There’s a more straightforward story at Williams: Luke Browning is getting another bite at FP1. The 23-year-old from Cheshire, a Williams junior and one of F2’s standout rookies this season, will take over Carlos Sainz’s car for first practice at the Mexican Grand Prix later this month. Browning’s already had a taste — he ran in Bahrain FP1 back in April — and he’s kept himself in the conversation with an eye-catching campaign that has him sitting third in the F2 standings heading into Qatar and Abu Dhabi. Sainz missing the session is purely procedural; for Williams, this is about seat time for a prospect who’s doing all the right things at the right time.
And circling back to Susie Wolff — the other thread today — she’s confirmed her legal action against the FIA remains active following that short-lived conflict-of-interest probe in late 2023. She filed a criminal complaint in France in March last year and hasn’t let it drop. It’s rare to see a senior figure in the paddock take on the governing body in this way, and it speaks to the unresolved tension from that episode. The sport has moved on, mostly, but the legalities haven’t.

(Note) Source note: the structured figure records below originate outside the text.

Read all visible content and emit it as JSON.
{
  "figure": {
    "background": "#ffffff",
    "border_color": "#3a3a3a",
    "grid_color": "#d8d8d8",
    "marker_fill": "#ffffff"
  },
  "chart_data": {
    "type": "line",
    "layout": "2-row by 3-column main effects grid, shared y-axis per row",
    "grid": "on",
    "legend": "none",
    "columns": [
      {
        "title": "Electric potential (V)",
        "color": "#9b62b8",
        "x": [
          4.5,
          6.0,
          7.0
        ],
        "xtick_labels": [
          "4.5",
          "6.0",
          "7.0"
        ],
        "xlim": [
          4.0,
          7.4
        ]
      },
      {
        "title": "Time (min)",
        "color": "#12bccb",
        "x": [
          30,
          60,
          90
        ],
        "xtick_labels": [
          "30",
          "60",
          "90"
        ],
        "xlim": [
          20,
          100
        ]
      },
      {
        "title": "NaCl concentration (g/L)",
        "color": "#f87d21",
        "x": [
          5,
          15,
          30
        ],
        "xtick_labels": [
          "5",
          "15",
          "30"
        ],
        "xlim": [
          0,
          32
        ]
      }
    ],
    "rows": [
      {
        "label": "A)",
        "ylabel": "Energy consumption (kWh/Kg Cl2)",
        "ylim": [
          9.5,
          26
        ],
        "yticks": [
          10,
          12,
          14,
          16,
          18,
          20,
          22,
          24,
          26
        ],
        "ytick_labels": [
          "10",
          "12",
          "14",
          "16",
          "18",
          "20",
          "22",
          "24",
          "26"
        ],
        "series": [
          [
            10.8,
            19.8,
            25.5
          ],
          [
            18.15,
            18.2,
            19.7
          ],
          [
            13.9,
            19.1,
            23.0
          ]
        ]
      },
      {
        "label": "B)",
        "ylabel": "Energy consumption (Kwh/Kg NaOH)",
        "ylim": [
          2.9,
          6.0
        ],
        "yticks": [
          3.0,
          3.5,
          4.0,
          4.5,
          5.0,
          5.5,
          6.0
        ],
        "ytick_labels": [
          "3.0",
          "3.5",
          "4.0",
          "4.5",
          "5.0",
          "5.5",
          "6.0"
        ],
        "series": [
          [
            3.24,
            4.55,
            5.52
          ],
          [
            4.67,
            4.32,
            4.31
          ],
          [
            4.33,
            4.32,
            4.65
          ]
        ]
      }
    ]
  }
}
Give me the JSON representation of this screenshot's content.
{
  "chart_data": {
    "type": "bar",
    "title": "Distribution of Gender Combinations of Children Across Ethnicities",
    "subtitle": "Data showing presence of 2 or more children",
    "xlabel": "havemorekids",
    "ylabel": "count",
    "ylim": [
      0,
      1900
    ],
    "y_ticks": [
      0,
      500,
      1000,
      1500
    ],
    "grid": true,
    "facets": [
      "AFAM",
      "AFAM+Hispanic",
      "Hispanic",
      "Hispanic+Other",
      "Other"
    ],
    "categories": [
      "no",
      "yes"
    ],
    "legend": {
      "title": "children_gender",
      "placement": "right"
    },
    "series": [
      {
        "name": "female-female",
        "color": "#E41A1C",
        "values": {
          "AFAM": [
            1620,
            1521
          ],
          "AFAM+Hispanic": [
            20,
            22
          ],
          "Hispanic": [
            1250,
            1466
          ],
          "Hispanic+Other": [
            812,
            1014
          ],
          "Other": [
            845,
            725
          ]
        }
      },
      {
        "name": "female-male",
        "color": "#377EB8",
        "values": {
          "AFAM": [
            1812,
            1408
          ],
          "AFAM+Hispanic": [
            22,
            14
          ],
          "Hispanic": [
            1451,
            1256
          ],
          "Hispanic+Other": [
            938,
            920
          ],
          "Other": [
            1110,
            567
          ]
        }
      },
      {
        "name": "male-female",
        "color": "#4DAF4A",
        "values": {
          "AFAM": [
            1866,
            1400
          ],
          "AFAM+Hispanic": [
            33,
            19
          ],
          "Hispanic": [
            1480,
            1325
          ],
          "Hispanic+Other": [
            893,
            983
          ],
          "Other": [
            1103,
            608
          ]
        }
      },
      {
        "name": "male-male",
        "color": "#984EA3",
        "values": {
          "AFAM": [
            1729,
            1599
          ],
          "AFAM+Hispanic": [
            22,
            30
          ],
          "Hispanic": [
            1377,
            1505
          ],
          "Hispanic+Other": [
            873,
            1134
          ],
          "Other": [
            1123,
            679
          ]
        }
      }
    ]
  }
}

Taken together, the day’s news underlines where F1 is in 2025: the on-track fight is tight, the off-track stakes are tighter, and reputations — whether that’s a long-serving team boss, a star CEO, or a rising junior — are constantly in play. Horner’s legacy is being reappraised in real time, Brown’s guarding the narrative around McLaren’s driver choices, Ferrari’s leadership faces another round of scrutiny, and Williams is doing what Williams should do: developing talent in full view.
No grand conclusions necessary. Just a reminder that the season doesn’t pause for breath, even when the cars do.